For more than one reason the hurricane season in Caribbean causes some of the sectors that have traditionally been the mainstay of the region’s economy to become afflicted with compulsive attacks of jitters. One of those is agriculture, a sector that is both crucial to food security in the heavily dependent territories as well as an important sector for the reason that it contributes – in some instances significantly – to export earnings.
Serious hurricanes have been known to negatively impact the agriculture sector in some Caribbean territories in the region, as was reportedly the case in Jamaica where, this year as in previous years, the loss of farm produce associated with the country’s fresh fruit and agro-processed products to the United States.

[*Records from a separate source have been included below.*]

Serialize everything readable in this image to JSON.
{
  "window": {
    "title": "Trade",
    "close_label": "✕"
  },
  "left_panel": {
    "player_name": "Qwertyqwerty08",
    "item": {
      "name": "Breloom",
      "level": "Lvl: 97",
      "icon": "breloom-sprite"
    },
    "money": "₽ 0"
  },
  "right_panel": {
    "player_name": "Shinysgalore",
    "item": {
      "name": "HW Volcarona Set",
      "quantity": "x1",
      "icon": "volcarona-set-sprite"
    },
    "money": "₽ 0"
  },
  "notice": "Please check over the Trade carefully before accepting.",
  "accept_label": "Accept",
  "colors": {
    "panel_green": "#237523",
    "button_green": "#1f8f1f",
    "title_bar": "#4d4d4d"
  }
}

From all reports, these two historically ‘soft’ targets have been spared the worst excesses of Beryl’s tantrums. Not that they have escaped unscathed. Some of the smaller more vulnerable territories in the region were ravaged to the point where their immediate-term ‘survival’ depended on emergency support with food and other amenities from the better-appointed countries in the region, including Guyana.
While in the aftermath of the hurricane the ‘food security bona fides’ of the region became the much more immediate preoccupation, the extent to which the tourism sector was impacted by Beryl was also a matter of particular importance to the region, more particularly to those hurricane-affected territories in the region that are heavily economically dependent on tourism.
Setting aside the impact of hostile weather conditions on air travel flight cancellations the physical effects of hurricanes on the ability of tourist resorts and other facilities to provide the customary services, as has been known, in previous hurricane seasons, suffered severe damage in heavily tourism-dependent countries.
Earlier this week, however, the Caribbean Hotel and Tourist Association (CHTA) issued a statement alluding to the sector’s “extraordinary resilience” in the wake of Hurricane Beryl “with data revealing a rapid rebound in travel bookings.” While the hurricane season in the Caribbean has been known in previous years to spell ‘tough times’ for the tourism industry, the CHTA has trumpeted the region’s “remarkable turnaround, driven particularly by its largest market, the United States.”
According to CHTA, comprehensive air travel days “reveals a swift rebound in tourism, most notably from the United States… the overall trend,” it adds, showing the Caribbean’s impressive ability to “recover and adapt.”